In order for there to be a single intersection, the discriminant must be zero. That is,

(a+1)^2 - 36 = 0

See what you can do with that.

http://www.wolframalpha.com/input/?i=plot+-x%5E2-x-8,+y%3D5x%2B1,+y%3D-7x%2B1,+-5%3C%3Dx%3C%3D5

To determine the values of "a" for which the straight line and the parabola have one intersection, we need to find the conditions under which these two functions intersect at exactly one point.

Step 1: Set the equations y = ax + 1 and y = -x^2 - x - 8 equal to each other:
ax + 1 = -x^2 - x - 8

Step 2: Simplify the equation:
x^2 + (a + 1)x + (9 + a) = 0

Step 3: For the line and the parabola to intersect at exactly one point, the quadratic equation must have only one real root. This can be achieved when the discriminant, denoted as Δ, is equal to zero. The discriminant is given by the formula: Δ = b^2 - 4ac.

In this case, the coefficients are: a = 1, b = (a + 1), and c = (9 + a).

Step 4: Calculate the discriminant and set it equal to zero:
(a + 1)^2 - 4(1)(9 + a) = 0

Step 5: Expand and simplify the equation:
a^2 + 2a + 1 - 36 - 4a = 0
a^2 - 2a - 35 = 0

Step 6: Factor the quadratic equation:
(a - 7)(a + 5) = 0

Step 7: Solve for "a" by setting each factor equal to zero:
a - 7 = 0 or a + 5 = 0

Step 8: Solve for "a":
Case 1: a - 7 = 0
a = 7

Case 2: a + 5 = 0
a = -5

Therefore, the values of "a" for which the straight line y = ax + 1 has one intersection with the parabola y = -x^2 - x - 8 are a = 7 and a = -5.

To determine the values of "a" for which the line and the parabola have one intersection, we need to find the points of intersection between the two equations.

Step 1: Set the two equations equal to each other.

ax + 1 = -x^2 - x - 8

Step 2: Rearrange the equation to place it in standard quadratic form (ax^2 + bx + c = 0).

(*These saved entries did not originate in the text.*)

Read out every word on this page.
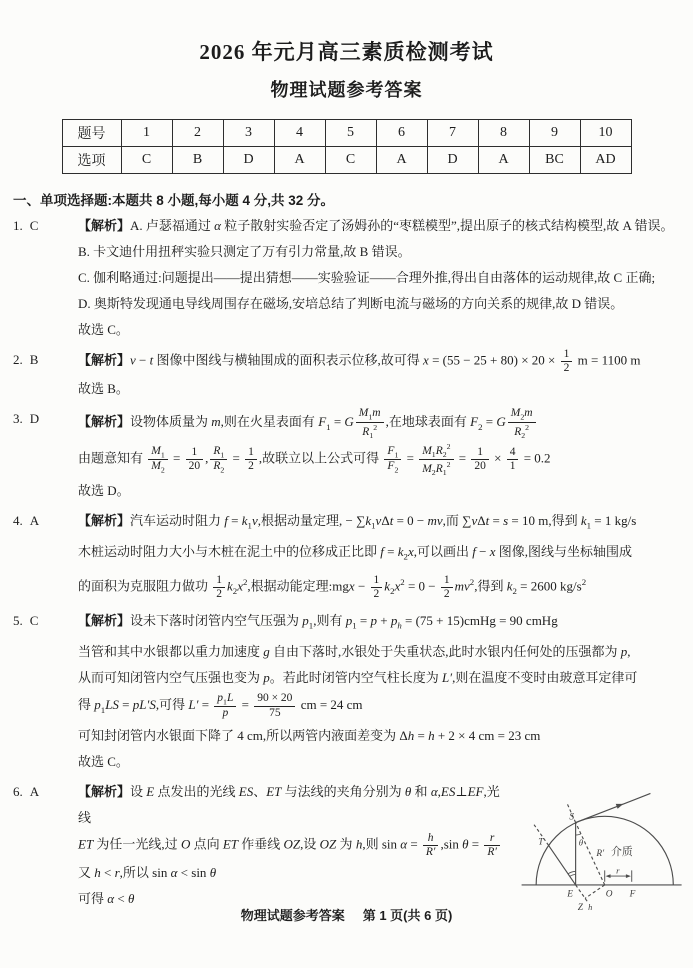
2026 年元月高三素质检测考试
物理试题参考答案
题号	1	2	3	4	5	6	7	8	9	10
选项	C	B	D	A	C	A	D	A	BC	AD
一、单项选择题:本题共 8 小题,每小题 4 分,共 32 分。
1. C	【解析】A. 卢瑟福通过 α 粒子散射实验否定了汤姆孙的“枣糕模型”,提出原子的核式结构模型,故 A 错误。
B. 卡文迪什用扭秤实验只测定了万有引力常量,故 B 错误。
C. 伽利略通过:问题提出——提出猜想——实验验证——合理外推,得出自由落体的运动规律,故 C 正确;
D. 奥斯特发现通电导线周围存在磁场,安培总结了判断电流与磁场的方向关系的规律,故 D 错误。
故选 C。
2. B	【解析】v − t 图像中图线与横轴围成的面积表示位移,故可得 $x = (55 - 25 + 80) \times 20 \times \frac{1}{2}$ m = 1100 m
故选 B。
3. D	【解析】设物体质量为 m,则在火星表面有 $F_1 = G \frac{M_1m}{R_1^2}$ ,在地球表面有 $F_2 = G \frac{M_2m}{R_2^2}$
由题意知有 $\frac{M_1}{M_2} = \frac{1}{20}$ , $\frac{R_1}{R_2} = \frac{1}{2}$ ,故联立以上公式可得 $\frac{F_1}{F_2} = \frac{M_1R_2^2}{M_2R_1^2} = \frac{1}{20} \times \frac{4}{1} = 0.2$
故选 D。
4. A	【解析】汽车运动时阻力 $f = k_1v$,根据动量定理, − $\sum k_1v\Delta t = 0$ − mv,而 ∑vΔt = s = 10 m,得到 $k_1 = 1$ kg/s
木桩运动时阻力大小与木桩在泥土中的位移成正比即 $f = k_2x$,可以画出 f − x 图像,图线与坐标轴围成
的面积为克服阻力做功 $\frac{1}{2} k_2x^2$,根据动能定理:mgx − $\frac{1}{2} k_2x^2 = 0 - \frac{1}{2} mv^2$,得到 $k_2 = 2600$ $kg/s^2$
5. C	【解析】设未下落时闭管内空气压强为 $p_1$,则有 $p_1 = p + p_h = (75$ + 15)cmHg = 90 cmHg
当管和其中水银都以重力加速度 g 自由下落时,水银处于失重状态,此时水银内任何处的压强都为 p,
从而可知闭管内空气压强也变为 p。若此时闭管内空气柱长度为 L′,则在温度不变时由玻意耳定律可
得 $p_1LS = pL'S$,可得 $L' = \frac{p_1L}{p} = \frac{90 \times 20}{75}$ cm = 24 cm
可知封闭管内水银面下降了 4 cm,所以两管内液面差变为 Δh = h + 2 × 4 cm = 23 cm
故选 C。
6. A
S
T
E	O F
Z h
R′
θ
r
介质
【解析】设 E 点发出的光线 ES、ET 与法线的夹角分别为 θ 和 α,ES⊥EF,光线
ET 为任一光线,过 O 点向 ET 作垂线 OZ,设 OZ 为 h,则 $\sin \alpha = \frac{h}{R'} ,\sin$ $\theta = \frac{r}{R'}$
又 h < r,所以 sin α < sin θ
可得 α < θ
物理试题参考答案 第 1 页(共 6 页)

x^2 + (a + 1)x + (9 + a) = 0

Step 3: Use the discriminant to determine the number of intersections. The discriminant (Δ) is calculated as b^2 - 4ac.

Δ = (a + 1)^2 - 4(9 + a)

For one intersection, the discriminant must be equal to zero.

Δ = 0

Step 4: Solve the equation for Δ = 0.

(a + 1)^2 - 4(9 + a) = 0

Expand and simplify:

a^2 + 2a + 1 - 36 - 4a = 0

Combine like terms:

a^2 - 2a - 35 = 0

Step 5: Solve the quadratic equation.

Using factoring or the quadratic formula, we find the values of "a" that satisfy the equation:

(a - 7)(a + 5) = 0

a - 7 = 0 or a + 5 = 0

a = 7 or a = -5

Therefore, the line y = ax + 1 will have one intersection with the parabola y = -x^2 - x - 8 for a = 7 or a = -5.